For decades, even centuries, Scots have been at the heart of this economic presence, as Chancellors of the Exchequer (Gordon Brown, Alastair Darling under Labour, Norman Lamont under the Tories) or as Prime Minister (Brown again, Tony Blair – even David Cameron has Scottish roots). They also helped to build and maintain the Empire.

So instead of a seat at this high global table, Scotland seeks to become… what? The new Slovakia (population 5.4 million, average income $24,000)? It’s an instructive parallel. Slovakia became independent of the Czech Republic in 1993 because the Czechs wanted rid of their poorer partner under the forced communist marriage of Czechoslovakia. The SNP, by contrast, is under the illusion that Scotland would emerge a wealthier nation than it is today by ditching its richer partner. The logic is perverse.

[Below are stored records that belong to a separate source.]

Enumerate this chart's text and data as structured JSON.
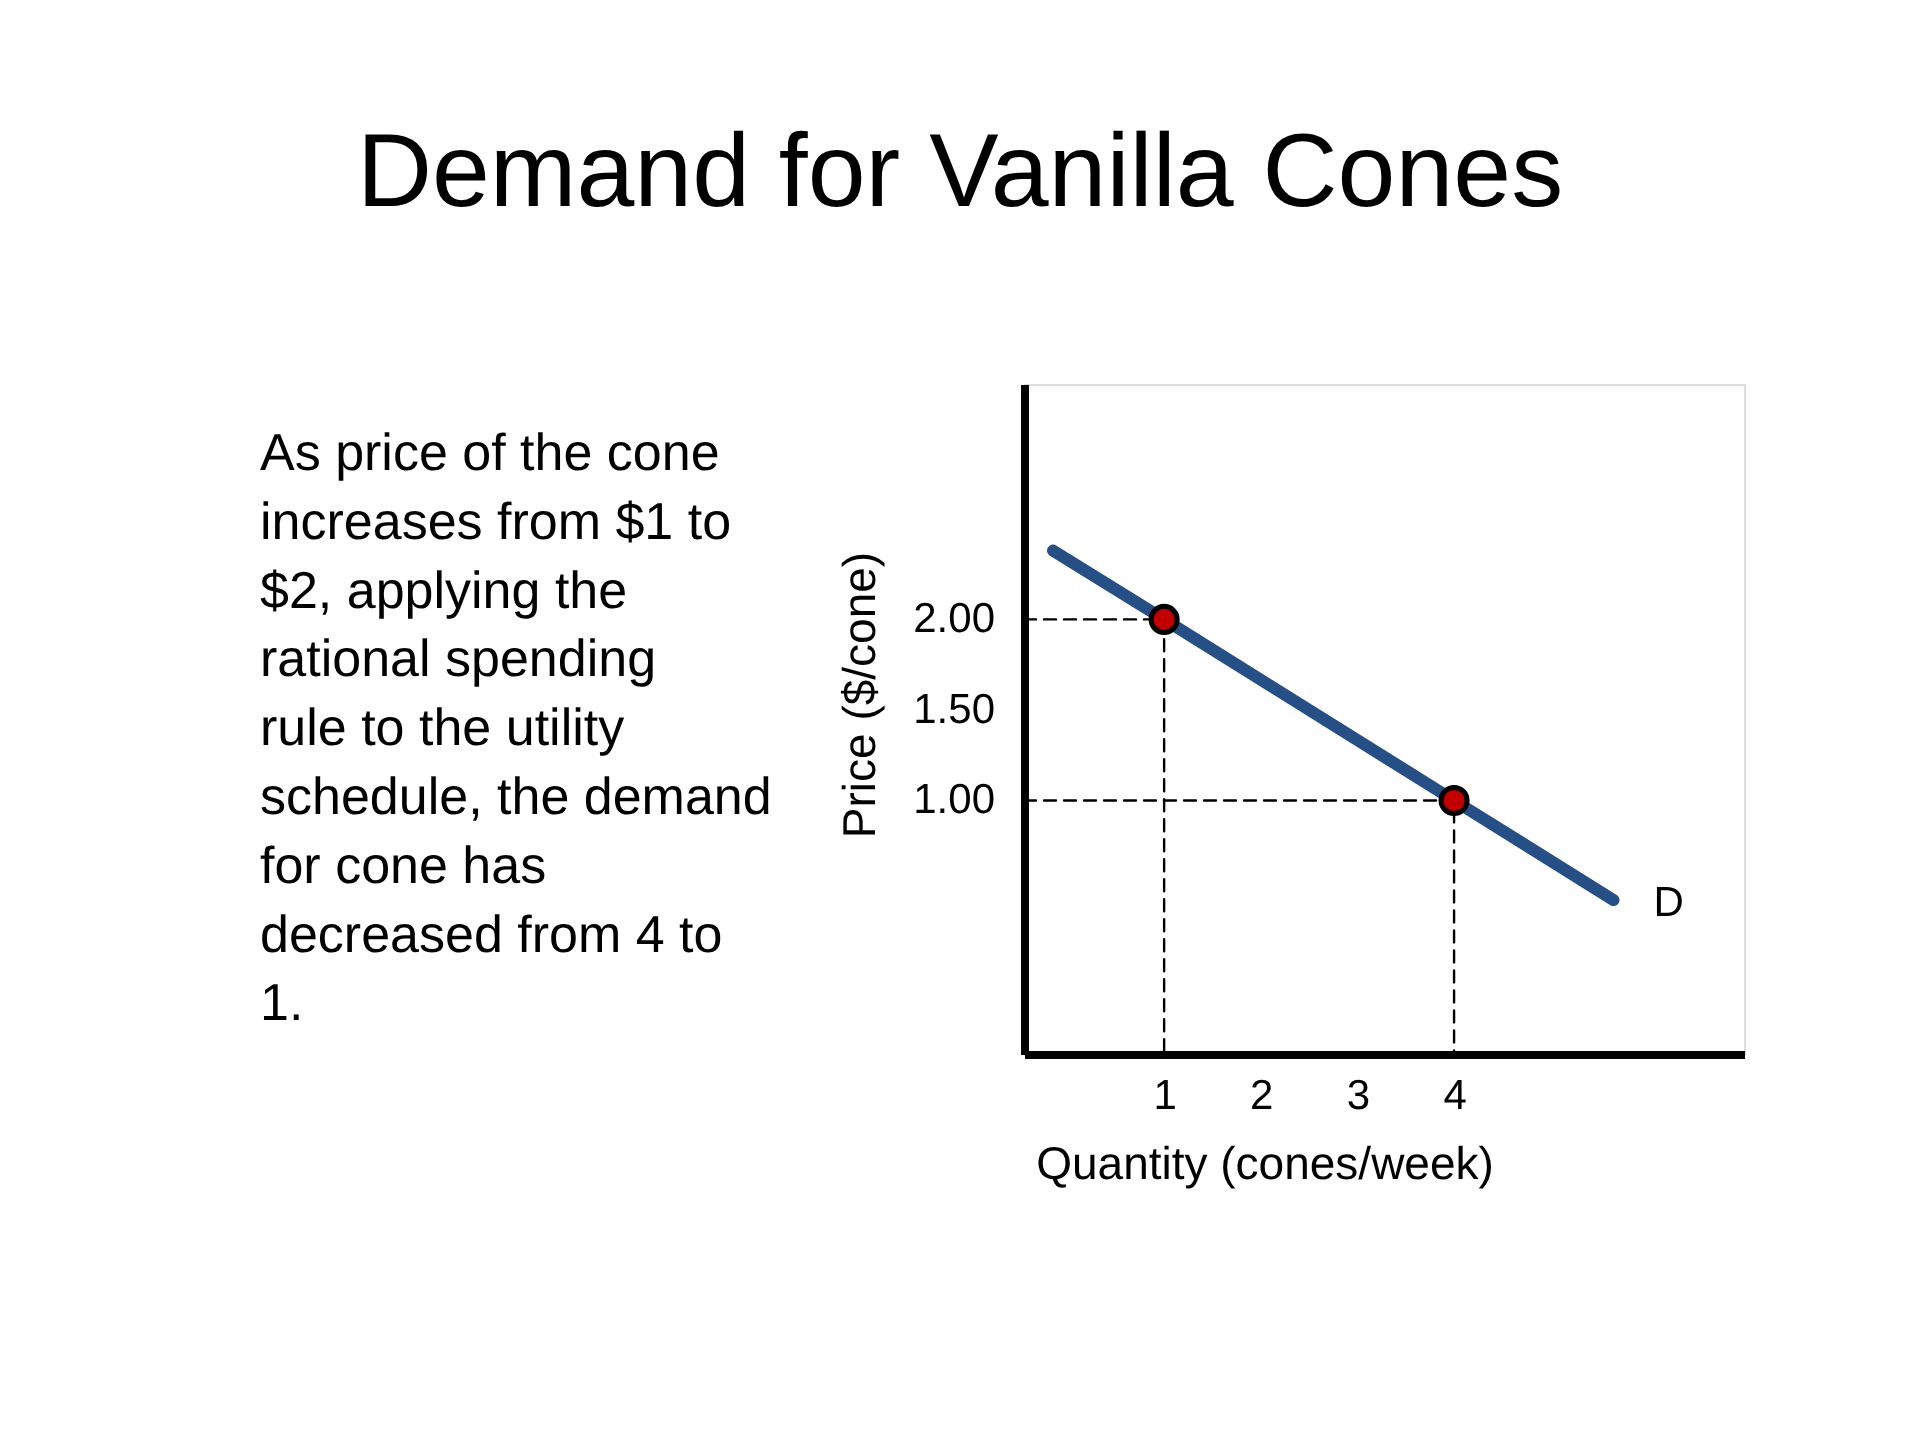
{
  "chart_data": {
    "type": "line",
    "title": "Demand for Vanilla Cones",
    "xlabel": "Quantity (cones/week)",
    "ylabel": "Price ($/cone)",
    "annotations": [
      "As price of the cone increases from $1 to $2, applying the rational spending rule to the utility schedule, the demand for cone has decreased from 4 to 1."
    ],
    "xlim": [
      -0.45,
      7
    ],
    "ylim": [
      -0.4,
      3.3
    ],
    "xticks": [
      1,
      2,
      3,
      4
    ],
    "yticks": [
      {
        "value": 1,
        "label": "1.00"
      },
      {
        "value": 1.5,
        "label": "1.50"
      },
      {
        "value": 2,
        "label": "2.00"
      }
    ],
    "series": [
      {
        "line_style": "dashed",
        "color": "#000000",
        "x": [
          -0.45,
          1,
          1
        ],
        "values": [
          2,
          2,
          -0.4
        ]
      },
      {
        "line_style": "dashed",
        "color": "#000000",
        "x": [
          -0.45,
          4,
          4
        ],
        "values": [
          1,
          1,
          -0.4
        ]
      },
      {
        "name": "D",
        "color": "#264f86",
        "x": [
          -0.15,
          1,
          4,
          5.65
        ],
        "values": [
          2.38,
          2,
          1,
          0.45
        ]
      },
      {
        "type": "scatter",
        "marker": "circle",
        "color": "#c00000",
        "x": [
          1,
          4
        ],
        "values": [
          2,
          1
        ]
      }
    ]
  }
}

At least Slovakia is part of the European Union, with all the benefits that brings. An independent Scotland could not guarantee that its citizens would be able to live and work in the rest of the UK.

5 Lack of natural resources

Once the oil runs out, what does Scotland have that will sustain its fabulously wealthy future? It has whisky, but even with this contribution of £3 billion ($4.8 billion) across the economy, as estimated by the Scotch Whisky Association, it’s small beer. The ability to attract major industries – manufacturing, IT, finance – to the country would be diminished by independence, for all the reasons listed above.

The insurer Standard Life has already warned that it could relocate its headquarters in the event of a Yes vote for independence, endangering 5,000 Scottish jobs. Many more companies are doubtless thinking along the same lines.

I once asked a politician who represented the Western Isles of Scotland why people living in these remote and hostile places should receive subsidies. ‘To keep a diversity of culture,’ he replied. You could say the same of Scotland as a whole. The rest of the UK is content to subsidise this rich and ancient culture. But take away that subsidy and there would likely be massive depopulation. ‘Go to Scotland and there’s nobody there,’ as the country’s best-known comic Billy Connolly succinctly put it.

All these arguments pale into nothing for nationalists, whose blood is up and who scent a kind of revenge on the English for centuries of (as they see it) domination and exploitation. They’re determined to cut off their nose to spite their face.

* * * * *

As a Scot, a yes vote at independence would feel like my parents divorcing. As an economist, it would feel like a regressive, small-minded, self-inflicted act of exile from the 21st century.